3. Visit competing Open Houses. Buyers do not shop for homes in a vacuum. They're out there looking at dozens of homes - or more - to make sure they're (a) getting the best deal possible, and (b) not missing "the one." So, while viewing a thumbnail image of your competition and seeing the list prices of other homes online is informative, it is even more useful to walk through the actual properties with which your home is competing, in living color.
Before you put your home on the market, take a few hours and visit nearby Open Houses. This exercise is the most vivid way to get a reality check about what you're up against and what your home's strengths and weaknesses are compared with the other homes buyers will see, which will go a long way in getting you to the right asking price. Even if you are unpleasantly surprised at how nice the neighboring homes are at low prices, taking this information in before you list your home is much less painful than waiting months for the market to give you this education (in the form of no or low-ball offers).
4. Get an inspection - in advance. Home buyers have long used the home inspection as a negotiating tool to get the seller to come down on the sale price mid-stream. Get ahead of the game by getting your own inspection(s) - talk with your agent about which ones are appropriate - and getting the skinny on your home's condition before you list it. Keep in mind that you will likely need to provide any written professional inspections you obtain before listing your home to the buyer under your state's real estate disclosure laws.
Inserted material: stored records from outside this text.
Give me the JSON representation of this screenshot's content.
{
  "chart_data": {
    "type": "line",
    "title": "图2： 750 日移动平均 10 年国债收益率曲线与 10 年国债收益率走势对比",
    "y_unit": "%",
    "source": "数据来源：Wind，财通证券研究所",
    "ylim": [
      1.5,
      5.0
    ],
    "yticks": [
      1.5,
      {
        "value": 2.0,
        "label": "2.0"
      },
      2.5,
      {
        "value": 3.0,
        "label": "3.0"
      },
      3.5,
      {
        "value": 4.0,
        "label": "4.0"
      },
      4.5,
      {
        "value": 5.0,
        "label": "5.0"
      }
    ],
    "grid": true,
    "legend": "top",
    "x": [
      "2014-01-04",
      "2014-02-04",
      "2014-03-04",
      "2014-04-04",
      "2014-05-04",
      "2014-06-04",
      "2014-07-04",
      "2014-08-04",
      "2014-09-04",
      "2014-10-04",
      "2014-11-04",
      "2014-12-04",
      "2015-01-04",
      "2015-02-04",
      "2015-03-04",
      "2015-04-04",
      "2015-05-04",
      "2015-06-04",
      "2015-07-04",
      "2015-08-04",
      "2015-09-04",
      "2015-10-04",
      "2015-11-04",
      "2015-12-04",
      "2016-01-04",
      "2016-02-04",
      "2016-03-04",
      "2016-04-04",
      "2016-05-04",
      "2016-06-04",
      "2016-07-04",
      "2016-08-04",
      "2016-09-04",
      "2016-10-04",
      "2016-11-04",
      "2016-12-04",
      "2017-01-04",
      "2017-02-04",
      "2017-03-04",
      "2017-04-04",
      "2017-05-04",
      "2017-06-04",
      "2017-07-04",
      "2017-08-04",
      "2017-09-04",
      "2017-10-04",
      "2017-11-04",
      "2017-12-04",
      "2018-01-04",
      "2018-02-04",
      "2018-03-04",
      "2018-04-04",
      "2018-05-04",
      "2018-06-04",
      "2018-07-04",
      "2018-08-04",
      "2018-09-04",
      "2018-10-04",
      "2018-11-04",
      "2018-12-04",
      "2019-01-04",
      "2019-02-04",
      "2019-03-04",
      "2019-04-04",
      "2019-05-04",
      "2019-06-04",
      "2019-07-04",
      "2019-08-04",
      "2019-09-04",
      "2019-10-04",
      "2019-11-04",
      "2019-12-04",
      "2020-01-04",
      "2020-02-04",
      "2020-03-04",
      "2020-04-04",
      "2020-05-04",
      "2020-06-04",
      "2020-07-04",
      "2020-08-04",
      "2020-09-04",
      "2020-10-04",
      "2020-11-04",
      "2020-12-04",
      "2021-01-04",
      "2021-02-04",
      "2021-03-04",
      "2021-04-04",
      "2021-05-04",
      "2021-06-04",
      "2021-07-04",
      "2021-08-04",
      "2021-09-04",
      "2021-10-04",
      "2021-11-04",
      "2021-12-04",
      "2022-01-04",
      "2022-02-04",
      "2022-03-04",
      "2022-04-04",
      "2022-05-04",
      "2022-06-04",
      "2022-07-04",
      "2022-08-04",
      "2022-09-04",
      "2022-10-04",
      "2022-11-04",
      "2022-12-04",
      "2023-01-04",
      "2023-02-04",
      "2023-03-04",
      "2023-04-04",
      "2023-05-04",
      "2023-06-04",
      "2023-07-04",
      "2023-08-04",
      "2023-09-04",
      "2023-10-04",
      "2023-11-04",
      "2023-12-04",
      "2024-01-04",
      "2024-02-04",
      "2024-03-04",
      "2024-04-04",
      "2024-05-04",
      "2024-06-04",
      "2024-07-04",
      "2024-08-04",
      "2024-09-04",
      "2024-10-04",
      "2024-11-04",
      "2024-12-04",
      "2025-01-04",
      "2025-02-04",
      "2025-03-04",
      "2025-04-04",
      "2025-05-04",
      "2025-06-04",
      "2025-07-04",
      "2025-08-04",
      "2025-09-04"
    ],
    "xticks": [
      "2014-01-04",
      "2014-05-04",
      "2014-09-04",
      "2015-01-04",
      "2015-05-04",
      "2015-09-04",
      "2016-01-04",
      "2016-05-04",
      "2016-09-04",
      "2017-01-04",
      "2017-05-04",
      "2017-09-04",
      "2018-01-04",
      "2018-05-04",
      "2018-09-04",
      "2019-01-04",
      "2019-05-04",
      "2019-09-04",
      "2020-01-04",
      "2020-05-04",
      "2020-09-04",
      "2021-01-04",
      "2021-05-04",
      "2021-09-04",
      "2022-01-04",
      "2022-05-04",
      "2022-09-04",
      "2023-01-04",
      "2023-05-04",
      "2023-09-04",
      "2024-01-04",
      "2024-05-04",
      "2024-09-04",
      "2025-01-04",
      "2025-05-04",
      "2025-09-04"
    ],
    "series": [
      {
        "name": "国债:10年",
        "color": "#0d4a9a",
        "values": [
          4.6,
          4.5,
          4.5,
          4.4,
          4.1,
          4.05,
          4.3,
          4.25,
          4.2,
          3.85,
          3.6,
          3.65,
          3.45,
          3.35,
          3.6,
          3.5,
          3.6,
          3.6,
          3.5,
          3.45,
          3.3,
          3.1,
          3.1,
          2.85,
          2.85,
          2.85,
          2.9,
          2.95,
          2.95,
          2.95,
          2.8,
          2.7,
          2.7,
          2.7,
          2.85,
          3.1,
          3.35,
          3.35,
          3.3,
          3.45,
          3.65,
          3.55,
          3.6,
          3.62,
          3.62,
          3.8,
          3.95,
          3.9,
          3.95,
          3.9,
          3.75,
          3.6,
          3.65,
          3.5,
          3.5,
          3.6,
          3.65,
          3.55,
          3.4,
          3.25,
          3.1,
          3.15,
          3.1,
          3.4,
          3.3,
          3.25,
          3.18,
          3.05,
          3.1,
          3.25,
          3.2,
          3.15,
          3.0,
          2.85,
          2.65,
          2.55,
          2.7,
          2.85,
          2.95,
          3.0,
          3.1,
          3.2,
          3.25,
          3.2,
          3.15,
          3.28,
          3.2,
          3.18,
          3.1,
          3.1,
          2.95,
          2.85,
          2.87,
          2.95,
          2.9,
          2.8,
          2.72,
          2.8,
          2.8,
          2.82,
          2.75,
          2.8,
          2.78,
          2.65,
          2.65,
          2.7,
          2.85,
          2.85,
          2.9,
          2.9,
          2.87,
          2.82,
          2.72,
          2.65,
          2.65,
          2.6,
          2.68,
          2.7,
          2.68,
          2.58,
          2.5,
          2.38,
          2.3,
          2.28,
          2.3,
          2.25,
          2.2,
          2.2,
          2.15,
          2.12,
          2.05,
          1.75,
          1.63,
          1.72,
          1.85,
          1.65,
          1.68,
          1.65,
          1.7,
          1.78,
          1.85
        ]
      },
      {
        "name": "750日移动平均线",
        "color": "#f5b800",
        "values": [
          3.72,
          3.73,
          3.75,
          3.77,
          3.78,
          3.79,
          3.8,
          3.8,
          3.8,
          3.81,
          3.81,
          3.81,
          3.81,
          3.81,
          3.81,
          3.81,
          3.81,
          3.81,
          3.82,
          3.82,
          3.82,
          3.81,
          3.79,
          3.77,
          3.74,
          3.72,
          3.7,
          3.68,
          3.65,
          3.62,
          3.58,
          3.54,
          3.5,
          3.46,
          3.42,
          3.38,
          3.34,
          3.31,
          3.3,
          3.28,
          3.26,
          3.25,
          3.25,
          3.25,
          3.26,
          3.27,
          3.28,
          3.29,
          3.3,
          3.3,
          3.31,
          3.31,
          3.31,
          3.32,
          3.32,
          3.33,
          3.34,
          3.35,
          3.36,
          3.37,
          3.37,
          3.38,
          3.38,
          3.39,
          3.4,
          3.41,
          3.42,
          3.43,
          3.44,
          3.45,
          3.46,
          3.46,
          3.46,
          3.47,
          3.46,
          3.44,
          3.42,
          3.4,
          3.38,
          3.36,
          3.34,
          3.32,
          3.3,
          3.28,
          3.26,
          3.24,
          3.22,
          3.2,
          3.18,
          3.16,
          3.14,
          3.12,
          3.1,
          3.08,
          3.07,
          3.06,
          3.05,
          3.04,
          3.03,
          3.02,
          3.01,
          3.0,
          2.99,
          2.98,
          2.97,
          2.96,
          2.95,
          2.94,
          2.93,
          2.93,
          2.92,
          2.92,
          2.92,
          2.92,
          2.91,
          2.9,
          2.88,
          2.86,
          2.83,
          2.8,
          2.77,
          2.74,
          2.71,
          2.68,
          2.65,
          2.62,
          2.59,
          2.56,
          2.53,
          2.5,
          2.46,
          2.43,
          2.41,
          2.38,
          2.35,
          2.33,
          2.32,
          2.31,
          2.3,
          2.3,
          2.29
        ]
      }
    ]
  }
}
You might be able to repair some things at relatively low cost and include the recent improvements in your marketing. Alternatively, you can set and negotiate pricing based on any condition issues or needed repairs you want to pass down to the buyer. This empowers you to get to a final price that aligns with market conditions and the condition of your home without taking massive mid-escrow hits on pricing. It also empowers you to offer a discount for needed fixes up front, when the price break has the most power to help attract bargain-seeking buyers.
5. When in doubt, go low. An overpriced home, in most cases, will cause a lot more problems in your real estate journey than an underpriced one. Think about it: an overpriced home just sits on the market with little or no buyer interest until the seller cuts the price. And many interested buyers just sit, waiting for that price cut, seeing it as a cue to make an even lower offer.
Now, consider the opposite end of the pricing spectrum: you start with a lower price than you want, but one that is supported by the comps in your market - or even goes a tad bit lower than recent homes have sold for. Lots of buyers are attracted to your house, in part because it looks like a great value for the price. You end up with multiple offers, which gives you the upper hand in negotiating a higher price.
The moral: if you aren't sure about what price to place on your home, go a little bit lower than the recent comps sold for. Insiders know from experience that you'll sell your home faster this way - and at a better price than if you overprice it out of the gate.
These steps can help you get out of your own way, get a bird's eye view on the market and see your home as buyers will see it. And that's a reality check that can make the difference between selling your home and not.